Flt3 is a class III tyrosine kinase receptor expressed on primitive human and murine hematopoietic progenitor cells (HPC). In previous studies using stroma-free short term assays, Flt3 ligand (FL) has been shown to induce proliferation of HPC at proportions similar to or less than c-kit ligand (steel factor, SF). Using long term stromal cocultivation assays, we studied the effects of FL on proliferation and differentiation of a highly primitive and cytokine nonresponsive subpopulation of human HPC, CD34(+)CD38(-) cells. Cell proliferation was significantly greater with FL than with SF, when used individually or in combinations with interleukin-3 (IL-3) and/or IL-6. The effect of FL was greater on bone marrow (BM) CD34(+)CD38(-) cells than the more cytokine responsive cord blood CD34(+)CD38(-) cells. Little or no effect was seen with FL on more mature CD34(+)CD38(+) cells from either BM or cord blood. The frequency of colony-forming units (CFU) and high proliferative potential-colony forming cells (HPP-CFC) during early culture (less than or equal to 30 days) was increased by both SF and FL to similar levels. However, in theLTC-IC period (35 to 60 days) and extended long-term culture initiating cell (ELTC-IC) period (>60 days), the frequency of CFU and HPP-CFC was significantly greater in cultures containing FL than those without FL (P < .0025).
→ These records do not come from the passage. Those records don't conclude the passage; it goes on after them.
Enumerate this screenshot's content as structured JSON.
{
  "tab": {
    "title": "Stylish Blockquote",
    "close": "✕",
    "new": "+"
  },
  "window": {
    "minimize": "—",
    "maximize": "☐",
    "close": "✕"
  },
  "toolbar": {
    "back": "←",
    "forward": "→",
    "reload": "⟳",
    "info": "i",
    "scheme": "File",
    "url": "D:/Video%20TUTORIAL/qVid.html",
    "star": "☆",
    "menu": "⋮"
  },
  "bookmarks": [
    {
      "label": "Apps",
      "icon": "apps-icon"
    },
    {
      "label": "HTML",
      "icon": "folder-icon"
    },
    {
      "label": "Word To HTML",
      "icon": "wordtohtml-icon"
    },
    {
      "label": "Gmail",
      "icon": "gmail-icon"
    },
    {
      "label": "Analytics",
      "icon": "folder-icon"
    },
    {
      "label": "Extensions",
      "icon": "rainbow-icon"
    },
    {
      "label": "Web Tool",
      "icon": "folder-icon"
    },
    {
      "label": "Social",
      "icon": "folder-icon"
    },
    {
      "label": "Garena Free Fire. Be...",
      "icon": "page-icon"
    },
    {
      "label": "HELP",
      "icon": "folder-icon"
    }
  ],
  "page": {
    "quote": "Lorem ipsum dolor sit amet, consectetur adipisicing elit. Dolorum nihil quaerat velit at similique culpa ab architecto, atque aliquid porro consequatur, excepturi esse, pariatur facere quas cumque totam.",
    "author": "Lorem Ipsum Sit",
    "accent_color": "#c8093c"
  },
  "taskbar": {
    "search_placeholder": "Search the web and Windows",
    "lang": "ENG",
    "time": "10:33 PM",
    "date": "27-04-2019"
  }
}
Fluorescence-activated cell sorter analysis of cultures after 21 days showed a significantly higher percentage of cells remained CD34(+) in the combination of FL, IL-3, IL-6, and SF (F/3/6/S) than in 3/6/S (0.78% +/- 0.52% v 0.21% +/- 0.29% respectively, mean +/- SD). Cloning efficiency of BM CD34(+)CD38(-) cells was significantly increased by the addition of FL to the combination of 3/6/S (mean 11.7% v 0.5%, P < .0001). These data show that FL is able to induce proliferation of CD34(+)CD38(-) cells that are nonresponsive to other early acting cytokines and to improve the maintainence of progenitors in vitro. (C) 1996 by The American Society of Hematology.